Bodie groaned. "Oh, Ray, have a heart!"

"All right," Doyle relented, fingers busy with Bodie's belt, "but if I'm
going to miss my dinner for this and subsist on cheese and pickles when
the dining room's shut down, this had better be absolutely bloody
spectacular."

And he made sure that it was; he kept Bodie on the tortured brink of
release until he had to clamp a hand tightly over his mouth to silence him
as they came at last, and it was a long time before either of them could
speak. Then Bodie whispered his love as if it was the sweetest thing in
the world just to say it. "Even... Even after what Lupino's brother said
about me?" Doyle muffled against his shoulder.

"Well... You *are* tight and hot, and you *do* buck," Bodie said very
gently, ruffling his lover's soft hair, "that's all true, and not the
point, is it?
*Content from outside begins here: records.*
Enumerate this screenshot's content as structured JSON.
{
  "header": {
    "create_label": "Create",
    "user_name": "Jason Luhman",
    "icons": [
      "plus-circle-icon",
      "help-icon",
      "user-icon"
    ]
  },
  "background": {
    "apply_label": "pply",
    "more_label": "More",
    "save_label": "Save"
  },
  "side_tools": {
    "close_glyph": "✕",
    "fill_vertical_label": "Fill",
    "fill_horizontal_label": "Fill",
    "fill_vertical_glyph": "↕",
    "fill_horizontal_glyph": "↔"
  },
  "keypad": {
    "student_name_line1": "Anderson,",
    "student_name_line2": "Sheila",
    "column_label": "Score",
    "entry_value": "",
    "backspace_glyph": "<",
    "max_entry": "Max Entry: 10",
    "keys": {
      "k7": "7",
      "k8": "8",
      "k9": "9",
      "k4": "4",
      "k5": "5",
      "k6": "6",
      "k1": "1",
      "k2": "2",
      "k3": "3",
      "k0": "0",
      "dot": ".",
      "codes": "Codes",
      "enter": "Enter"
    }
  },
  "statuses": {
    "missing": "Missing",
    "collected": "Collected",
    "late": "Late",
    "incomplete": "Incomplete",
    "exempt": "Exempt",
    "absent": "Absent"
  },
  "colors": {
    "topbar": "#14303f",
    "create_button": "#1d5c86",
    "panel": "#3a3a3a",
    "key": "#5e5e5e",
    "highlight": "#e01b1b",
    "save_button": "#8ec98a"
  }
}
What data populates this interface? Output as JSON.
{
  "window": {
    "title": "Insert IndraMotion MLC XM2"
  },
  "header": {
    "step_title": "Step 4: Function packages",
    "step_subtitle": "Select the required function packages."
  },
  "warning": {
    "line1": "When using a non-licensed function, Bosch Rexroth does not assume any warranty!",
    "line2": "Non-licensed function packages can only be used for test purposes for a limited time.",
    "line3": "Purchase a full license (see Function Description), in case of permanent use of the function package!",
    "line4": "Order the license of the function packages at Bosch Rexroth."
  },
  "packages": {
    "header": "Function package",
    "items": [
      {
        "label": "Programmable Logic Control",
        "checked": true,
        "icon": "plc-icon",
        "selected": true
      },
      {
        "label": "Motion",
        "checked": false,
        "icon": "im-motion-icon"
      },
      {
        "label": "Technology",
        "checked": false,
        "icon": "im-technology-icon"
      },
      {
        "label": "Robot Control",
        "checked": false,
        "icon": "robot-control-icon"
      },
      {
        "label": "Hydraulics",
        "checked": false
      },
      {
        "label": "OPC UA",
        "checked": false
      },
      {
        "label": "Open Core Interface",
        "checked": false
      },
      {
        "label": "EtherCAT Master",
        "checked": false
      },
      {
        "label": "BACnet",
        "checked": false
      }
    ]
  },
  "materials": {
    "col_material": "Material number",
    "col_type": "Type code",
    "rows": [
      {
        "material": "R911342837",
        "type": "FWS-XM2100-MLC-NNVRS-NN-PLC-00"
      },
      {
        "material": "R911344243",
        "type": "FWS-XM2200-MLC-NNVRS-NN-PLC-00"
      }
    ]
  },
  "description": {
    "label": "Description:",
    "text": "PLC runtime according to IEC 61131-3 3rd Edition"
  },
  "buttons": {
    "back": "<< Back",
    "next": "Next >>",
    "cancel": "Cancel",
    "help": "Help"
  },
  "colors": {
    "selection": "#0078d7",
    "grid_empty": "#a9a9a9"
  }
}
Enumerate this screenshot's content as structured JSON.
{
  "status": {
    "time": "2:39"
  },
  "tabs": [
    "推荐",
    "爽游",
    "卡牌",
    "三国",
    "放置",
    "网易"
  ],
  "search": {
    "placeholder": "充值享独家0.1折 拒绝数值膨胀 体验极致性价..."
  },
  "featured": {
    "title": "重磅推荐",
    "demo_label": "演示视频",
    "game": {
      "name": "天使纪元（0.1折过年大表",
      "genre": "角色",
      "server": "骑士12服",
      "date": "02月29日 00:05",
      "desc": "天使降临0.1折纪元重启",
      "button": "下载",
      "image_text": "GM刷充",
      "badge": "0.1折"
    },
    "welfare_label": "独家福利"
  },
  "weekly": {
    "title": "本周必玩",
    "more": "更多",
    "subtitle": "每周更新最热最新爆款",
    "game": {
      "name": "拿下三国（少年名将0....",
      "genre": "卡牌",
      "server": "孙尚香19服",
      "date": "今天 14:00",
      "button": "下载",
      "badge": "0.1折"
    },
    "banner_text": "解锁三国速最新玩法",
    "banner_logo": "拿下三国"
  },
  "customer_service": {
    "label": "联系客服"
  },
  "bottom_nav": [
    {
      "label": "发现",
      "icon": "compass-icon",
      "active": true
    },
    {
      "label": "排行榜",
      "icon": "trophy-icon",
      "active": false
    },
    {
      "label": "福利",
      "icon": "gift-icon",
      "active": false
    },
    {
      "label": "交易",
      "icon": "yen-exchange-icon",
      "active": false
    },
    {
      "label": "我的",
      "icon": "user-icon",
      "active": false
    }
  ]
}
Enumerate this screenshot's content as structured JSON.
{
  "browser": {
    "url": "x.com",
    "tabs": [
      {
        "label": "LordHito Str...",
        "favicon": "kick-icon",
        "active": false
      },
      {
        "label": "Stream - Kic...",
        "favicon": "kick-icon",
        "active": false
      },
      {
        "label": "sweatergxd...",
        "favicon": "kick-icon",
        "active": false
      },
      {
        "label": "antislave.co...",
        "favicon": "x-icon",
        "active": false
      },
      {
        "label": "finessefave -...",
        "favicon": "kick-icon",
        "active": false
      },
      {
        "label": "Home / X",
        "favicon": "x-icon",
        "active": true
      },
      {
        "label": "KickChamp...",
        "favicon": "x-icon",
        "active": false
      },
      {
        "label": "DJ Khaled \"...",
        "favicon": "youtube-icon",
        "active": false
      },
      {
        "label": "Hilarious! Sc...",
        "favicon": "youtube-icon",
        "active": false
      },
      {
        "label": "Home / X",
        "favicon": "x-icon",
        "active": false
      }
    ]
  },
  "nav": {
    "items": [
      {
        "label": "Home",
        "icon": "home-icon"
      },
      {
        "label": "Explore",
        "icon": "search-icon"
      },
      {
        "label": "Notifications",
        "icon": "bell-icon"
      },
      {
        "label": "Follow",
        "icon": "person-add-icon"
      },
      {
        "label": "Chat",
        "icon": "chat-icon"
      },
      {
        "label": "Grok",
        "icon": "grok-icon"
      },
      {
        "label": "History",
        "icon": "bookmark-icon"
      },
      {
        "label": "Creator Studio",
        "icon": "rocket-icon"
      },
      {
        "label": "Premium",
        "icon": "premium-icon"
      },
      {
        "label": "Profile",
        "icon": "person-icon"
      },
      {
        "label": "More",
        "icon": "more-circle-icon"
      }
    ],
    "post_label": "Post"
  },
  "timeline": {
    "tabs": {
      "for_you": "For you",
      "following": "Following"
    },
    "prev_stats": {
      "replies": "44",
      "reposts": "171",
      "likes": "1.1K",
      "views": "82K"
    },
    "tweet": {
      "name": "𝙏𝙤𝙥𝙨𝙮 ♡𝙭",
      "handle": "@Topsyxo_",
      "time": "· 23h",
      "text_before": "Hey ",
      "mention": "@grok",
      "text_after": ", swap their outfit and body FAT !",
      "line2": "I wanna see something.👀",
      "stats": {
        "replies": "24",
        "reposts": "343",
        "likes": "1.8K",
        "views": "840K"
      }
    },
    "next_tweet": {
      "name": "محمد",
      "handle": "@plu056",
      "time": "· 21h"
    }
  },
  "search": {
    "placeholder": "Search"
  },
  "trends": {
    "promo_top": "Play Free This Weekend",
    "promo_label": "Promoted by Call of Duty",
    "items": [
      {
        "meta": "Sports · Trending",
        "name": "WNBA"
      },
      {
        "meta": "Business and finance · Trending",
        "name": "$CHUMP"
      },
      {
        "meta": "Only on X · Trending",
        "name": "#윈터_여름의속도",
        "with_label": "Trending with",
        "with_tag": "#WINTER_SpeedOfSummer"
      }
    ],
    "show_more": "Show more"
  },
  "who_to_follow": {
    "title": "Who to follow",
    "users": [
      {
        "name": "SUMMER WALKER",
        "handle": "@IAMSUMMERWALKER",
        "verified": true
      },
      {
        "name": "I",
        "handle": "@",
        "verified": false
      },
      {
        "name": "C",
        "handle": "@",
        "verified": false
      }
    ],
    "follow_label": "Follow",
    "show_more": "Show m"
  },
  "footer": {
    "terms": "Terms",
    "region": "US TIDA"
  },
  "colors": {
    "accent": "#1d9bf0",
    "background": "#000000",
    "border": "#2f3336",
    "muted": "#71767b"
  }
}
The point is, I'm just as tight and hot, and I buck just as
hard --"

"Harder," Ray corrected, biting into his shoulder.

"All right, harder. The point is, it's none of their damned business what
we're like or what we do, because... Jesus, I'm a jealous sod. If I could
hide you away from every other bugger on this planet, maybe I'd be happy
then."

At that suggestion Ray laughed drowsily, forgetting all about his dinner
as he settled in Bodie's arms. "I could say the same about you, sunshine.
The barmaid downstairs keeps giving me filthy looks. She fancies you
something rotten, and she saw you blowing in my ear this morning. And
we're sharing a room with one bed. You going to knock *her* head off?"

"If she tries to get between us, pet, she'd better *duck*," Bodie said
vehemently.

"Because *I'll* take pot shot at her if she bats her eyelashes at you one
more time," Ray finished, and then yawned expansively and set his head
down on Bodie's chest. "Love you, Bodie," he murmured, already nearer
asleep than awake.

Exhausted though he was, Bodie lay awake for some time, enjoying the
shared body heat and the gentle rhythm of Ray's breathing... Enjoying
being *loved*, honestly, without reservation or regret.

A week later, Murphy cottoned on to them and collapsed in gales of
hysterics every time he saw them for days, until Bodie threatened mayhem
on him and Doyle refused to acknowledge that the Smurph was even alive.
The younger man bit off his hoots of mirth and solemnly shook their hands,
asking when the wedding was set for; with that the overt merriment ceased,
but there was a department store 'Home Maker Sale' catalogue in Bodie's
locker the next day, and for Ray a paint and paper catalogue. Seeing the
funny side of it and determined not to be outclassed, they giftwrapped a
Health Board pamphlet for the Smurph --a small publication colloquially
entitled, 'How *Not* To Get Your Girlfriend Pregnant'. Murphy subsided in
mirth and shook his head at them.

"You two always were half way 'round the bend," he said, but his tone was
conspiratorial and kind.

"So?" Doyle demanded, sobering at last. "But keep it under your hat,
Murphy. Wouldn't do us *or* the department any good if it got about."

And Murphy nodded readily, watching Doyle shrewdly. He knew what had
befallen 4.5, though Cowley had restricted the info to the very top rung
of the ladder. He didn't underestimate the trauma, he felt the familiar
pangs of sympathy, and silently decided that if Bodie was all Ray needed
to rationalise his life, and if Bodie was as happy as a lark in
complicity, then the department could take its rule book and jump off the
roof.

Bodie *was* happy as a lark, happier than he had ever been since his first
year as Ray's partner, when he realised the wonderful and terrible nature
of his attraction to Doyle and somehow lived with it, morose, moody, mean,
but entirely unable to ask for a new partner, because he knew he could not
live without the sunshine. Ray blossomed like the little ivory lotus Jamil
Abbas had given him; but the domesticity never quite happened.